Ok,
Here's my post in response to
THIS I need to get it out, so bear with me....can't stand the article about this
loser. Yes, you heard me...LOSER! There, I've said it.
Anyway, here's my answer:
My dad died from stomach cancer after two long, LONG years...it ATE him from the inside. But I never once thought that his treatment was a waste. He fought to the VERY last.
Quite frankly, I don't believe the father is in the right. I feel he's a coward and I think the concept of denying his child treatment would be out and out murder. Perhaps he should grow a backbone and live up to his responsibility to his child. He's lucky the government has stepped in so that he doesn't have to live with the thought that he murdered his child.
Don't get me wrong, I understand anguish...very well in fact. My dad lost 70 lbs in one month and he basically starved and died of thirst right in front of our eyes. It was slow and horrific to watch. By God we stood by him when he needed us and didn't put him down like an animal. Or worse yet, stood by and did nothing. We didn't deny him his medical requirements because we couldn't handle it.

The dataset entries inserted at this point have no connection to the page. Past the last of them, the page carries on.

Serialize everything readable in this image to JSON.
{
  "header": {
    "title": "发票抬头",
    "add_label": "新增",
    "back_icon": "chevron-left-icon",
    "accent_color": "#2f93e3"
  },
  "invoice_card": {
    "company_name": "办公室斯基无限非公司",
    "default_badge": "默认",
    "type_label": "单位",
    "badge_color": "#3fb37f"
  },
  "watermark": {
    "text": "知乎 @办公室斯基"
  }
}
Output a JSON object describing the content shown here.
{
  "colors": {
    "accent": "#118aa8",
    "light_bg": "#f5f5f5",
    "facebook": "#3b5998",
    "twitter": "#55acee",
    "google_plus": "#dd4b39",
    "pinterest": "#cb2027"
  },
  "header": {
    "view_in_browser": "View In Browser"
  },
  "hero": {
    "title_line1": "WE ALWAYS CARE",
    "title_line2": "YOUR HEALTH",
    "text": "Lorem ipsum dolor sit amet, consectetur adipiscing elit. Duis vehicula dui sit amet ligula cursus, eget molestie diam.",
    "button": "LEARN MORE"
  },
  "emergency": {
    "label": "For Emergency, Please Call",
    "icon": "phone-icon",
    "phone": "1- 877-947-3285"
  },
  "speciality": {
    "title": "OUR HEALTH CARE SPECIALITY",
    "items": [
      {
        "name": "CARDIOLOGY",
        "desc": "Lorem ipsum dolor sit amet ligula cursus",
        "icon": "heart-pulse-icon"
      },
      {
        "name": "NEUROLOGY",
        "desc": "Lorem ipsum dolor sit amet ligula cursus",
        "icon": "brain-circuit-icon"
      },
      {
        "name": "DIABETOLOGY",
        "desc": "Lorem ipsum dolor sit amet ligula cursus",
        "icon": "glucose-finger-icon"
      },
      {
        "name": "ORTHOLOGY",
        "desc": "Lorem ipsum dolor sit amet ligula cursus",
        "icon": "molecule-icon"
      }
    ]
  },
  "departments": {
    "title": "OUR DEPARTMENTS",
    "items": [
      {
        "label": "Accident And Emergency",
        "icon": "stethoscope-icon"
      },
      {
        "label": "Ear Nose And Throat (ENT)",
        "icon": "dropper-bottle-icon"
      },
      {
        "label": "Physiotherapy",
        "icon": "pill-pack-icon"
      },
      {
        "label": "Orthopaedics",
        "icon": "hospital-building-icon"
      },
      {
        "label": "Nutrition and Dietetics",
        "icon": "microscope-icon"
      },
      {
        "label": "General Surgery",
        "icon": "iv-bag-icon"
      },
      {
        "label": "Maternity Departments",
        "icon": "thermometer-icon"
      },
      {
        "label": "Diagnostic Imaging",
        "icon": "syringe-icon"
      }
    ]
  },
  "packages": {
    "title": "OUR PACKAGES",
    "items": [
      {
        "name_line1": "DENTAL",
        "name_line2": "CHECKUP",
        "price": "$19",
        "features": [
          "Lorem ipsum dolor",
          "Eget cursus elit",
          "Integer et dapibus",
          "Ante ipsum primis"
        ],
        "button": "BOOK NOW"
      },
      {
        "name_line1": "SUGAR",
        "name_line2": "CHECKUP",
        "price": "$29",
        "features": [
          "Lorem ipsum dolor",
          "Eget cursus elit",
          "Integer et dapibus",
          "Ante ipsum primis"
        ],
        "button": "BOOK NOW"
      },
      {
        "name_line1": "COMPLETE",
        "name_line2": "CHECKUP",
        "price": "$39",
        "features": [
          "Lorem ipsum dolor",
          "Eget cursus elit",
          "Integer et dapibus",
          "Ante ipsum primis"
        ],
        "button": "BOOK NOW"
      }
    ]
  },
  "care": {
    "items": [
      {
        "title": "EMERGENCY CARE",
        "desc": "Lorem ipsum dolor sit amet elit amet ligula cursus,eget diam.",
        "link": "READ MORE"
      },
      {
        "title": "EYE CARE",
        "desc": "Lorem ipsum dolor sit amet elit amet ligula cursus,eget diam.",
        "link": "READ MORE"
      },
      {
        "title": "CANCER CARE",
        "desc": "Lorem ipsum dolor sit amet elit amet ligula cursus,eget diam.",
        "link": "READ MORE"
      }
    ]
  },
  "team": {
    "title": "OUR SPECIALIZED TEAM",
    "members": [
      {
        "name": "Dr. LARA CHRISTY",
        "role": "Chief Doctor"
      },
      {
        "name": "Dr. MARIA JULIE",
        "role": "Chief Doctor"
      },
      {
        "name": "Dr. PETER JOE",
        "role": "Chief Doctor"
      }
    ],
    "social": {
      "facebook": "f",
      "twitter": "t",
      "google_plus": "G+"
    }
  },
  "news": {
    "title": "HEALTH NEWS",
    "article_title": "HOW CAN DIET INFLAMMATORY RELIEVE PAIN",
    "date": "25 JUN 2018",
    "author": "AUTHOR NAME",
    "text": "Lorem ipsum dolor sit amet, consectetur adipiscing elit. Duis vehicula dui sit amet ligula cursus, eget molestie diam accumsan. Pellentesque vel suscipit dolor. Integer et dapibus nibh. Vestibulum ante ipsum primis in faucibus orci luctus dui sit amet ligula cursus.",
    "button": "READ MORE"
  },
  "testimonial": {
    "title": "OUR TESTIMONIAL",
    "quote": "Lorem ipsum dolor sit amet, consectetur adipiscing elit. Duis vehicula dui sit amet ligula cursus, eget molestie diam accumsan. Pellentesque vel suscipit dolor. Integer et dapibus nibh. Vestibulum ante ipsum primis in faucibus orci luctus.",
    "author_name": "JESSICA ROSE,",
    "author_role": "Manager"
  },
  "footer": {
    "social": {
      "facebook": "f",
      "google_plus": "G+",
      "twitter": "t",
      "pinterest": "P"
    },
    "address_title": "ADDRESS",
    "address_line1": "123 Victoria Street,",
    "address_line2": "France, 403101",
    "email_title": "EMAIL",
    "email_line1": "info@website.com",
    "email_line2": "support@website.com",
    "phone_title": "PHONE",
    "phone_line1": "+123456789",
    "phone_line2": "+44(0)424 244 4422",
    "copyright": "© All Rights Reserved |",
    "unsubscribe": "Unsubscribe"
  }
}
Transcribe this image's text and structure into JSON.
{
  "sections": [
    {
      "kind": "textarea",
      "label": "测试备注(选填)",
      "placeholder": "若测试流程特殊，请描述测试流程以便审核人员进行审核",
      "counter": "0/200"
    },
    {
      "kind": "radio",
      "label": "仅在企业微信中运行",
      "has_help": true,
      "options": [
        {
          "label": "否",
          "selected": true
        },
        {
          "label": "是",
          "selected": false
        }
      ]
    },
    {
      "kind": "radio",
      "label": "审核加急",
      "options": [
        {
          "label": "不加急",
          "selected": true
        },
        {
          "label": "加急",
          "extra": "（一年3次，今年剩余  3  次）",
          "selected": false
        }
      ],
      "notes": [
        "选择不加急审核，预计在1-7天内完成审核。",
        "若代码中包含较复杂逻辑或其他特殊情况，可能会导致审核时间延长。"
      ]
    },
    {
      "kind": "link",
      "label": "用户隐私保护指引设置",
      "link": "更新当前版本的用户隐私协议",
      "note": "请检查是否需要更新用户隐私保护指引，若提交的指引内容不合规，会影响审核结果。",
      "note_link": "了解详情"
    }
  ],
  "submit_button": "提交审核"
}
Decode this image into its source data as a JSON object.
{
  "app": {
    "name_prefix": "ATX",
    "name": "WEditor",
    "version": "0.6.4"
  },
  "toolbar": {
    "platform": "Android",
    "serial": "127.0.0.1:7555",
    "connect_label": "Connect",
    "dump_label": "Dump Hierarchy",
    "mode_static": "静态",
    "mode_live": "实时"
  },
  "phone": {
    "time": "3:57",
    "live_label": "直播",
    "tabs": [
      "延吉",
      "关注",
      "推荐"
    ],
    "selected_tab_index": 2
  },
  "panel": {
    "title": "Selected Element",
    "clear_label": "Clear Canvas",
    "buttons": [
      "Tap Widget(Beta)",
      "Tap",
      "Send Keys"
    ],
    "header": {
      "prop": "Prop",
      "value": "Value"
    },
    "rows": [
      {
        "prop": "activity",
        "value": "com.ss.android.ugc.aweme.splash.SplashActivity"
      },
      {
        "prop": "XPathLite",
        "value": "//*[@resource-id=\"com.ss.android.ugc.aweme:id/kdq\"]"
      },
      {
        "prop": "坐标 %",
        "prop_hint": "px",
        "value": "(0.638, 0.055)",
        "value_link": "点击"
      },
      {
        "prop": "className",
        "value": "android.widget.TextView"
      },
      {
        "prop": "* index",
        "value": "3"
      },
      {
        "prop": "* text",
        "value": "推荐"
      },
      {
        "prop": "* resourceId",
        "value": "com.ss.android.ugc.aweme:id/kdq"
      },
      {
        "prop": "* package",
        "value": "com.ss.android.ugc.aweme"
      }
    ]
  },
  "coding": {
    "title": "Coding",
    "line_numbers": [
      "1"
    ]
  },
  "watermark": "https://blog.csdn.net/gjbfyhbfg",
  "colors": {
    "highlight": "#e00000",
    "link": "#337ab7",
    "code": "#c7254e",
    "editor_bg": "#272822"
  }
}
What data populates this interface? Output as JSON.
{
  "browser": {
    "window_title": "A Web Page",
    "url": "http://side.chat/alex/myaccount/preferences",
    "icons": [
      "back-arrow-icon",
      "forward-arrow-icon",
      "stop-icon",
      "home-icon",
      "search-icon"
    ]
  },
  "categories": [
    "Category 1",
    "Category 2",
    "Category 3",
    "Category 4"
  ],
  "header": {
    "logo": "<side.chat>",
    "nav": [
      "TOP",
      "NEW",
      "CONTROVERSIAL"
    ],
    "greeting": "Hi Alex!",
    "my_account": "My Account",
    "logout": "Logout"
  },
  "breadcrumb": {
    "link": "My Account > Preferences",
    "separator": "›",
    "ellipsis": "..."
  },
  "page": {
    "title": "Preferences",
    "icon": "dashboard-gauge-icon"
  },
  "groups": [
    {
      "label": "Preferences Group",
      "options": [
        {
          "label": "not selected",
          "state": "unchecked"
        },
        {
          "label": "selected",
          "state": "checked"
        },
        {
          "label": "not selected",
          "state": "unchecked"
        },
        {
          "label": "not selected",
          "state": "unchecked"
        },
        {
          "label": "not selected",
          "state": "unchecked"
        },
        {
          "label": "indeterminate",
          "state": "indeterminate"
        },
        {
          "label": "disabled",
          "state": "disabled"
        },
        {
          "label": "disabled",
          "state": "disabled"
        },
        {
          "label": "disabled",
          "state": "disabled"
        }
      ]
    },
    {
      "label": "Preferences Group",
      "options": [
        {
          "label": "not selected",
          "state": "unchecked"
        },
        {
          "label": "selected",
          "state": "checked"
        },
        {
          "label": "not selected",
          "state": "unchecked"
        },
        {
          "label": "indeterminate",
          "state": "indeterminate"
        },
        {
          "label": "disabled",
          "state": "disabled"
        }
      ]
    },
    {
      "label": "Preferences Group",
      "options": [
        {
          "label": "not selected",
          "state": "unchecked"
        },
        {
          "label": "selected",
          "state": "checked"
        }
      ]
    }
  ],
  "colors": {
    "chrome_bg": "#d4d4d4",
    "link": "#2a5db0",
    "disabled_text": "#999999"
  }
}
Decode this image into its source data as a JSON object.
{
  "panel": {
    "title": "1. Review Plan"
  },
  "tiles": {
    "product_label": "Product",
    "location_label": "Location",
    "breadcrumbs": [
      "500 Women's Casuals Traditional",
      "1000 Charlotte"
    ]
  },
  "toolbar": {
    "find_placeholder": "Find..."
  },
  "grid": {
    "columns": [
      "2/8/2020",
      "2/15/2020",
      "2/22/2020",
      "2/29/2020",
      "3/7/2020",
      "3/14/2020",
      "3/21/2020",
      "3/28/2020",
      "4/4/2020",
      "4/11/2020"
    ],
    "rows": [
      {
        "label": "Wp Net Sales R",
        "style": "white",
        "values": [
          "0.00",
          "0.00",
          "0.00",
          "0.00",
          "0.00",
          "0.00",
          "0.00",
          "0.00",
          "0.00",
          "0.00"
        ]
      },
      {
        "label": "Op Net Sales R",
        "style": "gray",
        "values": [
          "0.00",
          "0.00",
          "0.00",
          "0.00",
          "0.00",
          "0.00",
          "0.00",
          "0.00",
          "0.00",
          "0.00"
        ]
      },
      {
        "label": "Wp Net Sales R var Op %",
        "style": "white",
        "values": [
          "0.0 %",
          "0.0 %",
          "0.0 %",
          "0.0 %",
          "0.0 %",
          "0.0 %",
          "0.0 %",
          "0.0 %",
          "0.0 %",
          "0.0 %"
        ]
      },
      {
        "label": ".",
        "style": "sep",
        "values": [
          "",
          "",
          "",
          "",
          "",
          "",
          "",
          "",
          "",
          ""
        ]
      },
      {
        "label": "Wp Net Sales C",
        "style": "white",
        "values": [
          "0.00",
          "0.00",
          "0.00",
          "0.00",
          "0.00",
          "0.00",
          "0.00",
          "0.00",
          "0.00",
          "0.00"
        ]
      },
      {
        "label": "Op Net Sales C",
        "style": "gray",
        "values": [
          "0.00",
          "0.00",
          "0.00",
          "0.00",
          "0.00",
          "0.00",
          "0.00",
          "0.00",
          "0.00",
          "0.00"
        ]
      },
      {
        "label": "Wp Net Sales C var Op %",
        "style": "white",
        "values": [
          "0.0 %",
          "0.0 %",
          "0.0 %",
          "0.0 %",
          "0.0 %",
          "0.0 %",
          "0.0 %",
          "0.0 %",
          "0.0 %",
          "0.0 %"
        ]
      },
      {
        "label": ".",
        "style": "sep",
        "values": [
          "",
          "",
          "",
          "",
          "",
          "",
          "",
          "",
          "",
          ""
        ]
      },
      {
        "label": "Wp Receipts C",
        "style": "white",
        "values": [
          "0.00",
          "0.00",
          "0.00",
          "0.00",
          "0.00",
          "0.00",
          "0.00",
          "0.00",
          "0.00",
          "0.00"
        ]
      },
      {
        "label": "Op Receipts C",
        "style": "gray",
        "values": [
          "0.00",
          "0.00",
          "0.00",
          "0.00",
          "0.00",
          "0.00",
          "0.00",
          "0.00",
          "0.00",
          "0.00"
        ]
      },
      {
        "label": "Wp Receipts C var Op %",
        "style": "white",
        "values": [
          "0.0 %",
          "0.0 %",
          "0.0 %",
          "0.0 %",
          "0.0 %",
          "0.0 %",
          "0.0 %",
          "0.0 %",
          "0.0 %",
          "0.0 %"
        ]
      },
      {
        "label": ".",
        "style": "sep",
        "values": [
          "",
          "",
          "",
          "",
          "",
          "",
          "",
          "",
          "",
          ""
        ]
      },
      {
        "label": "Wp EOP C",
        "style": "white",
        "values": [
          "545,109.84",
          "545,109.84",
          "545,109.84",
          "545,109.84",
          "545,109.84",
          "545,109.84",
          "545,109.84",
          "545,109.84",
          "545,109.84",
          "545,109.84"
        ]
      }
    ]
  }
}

I'm really disgusted with that person. That makes me so ANGRY at him. Coward. It's a sad day when someone else has to take care of your loved one because you can't deal with the issue at hand. The parent is causing the anguish in this little scene and if he's bent out of shape over it, he's only got himself to blame. And if he's causing his kid anguish, then that's his fault too.
Sorry for being so vehement.
Did I mention I feel this guy is a coward? Or a loser? Living La Vida Loser? Thank God MY dad loved me.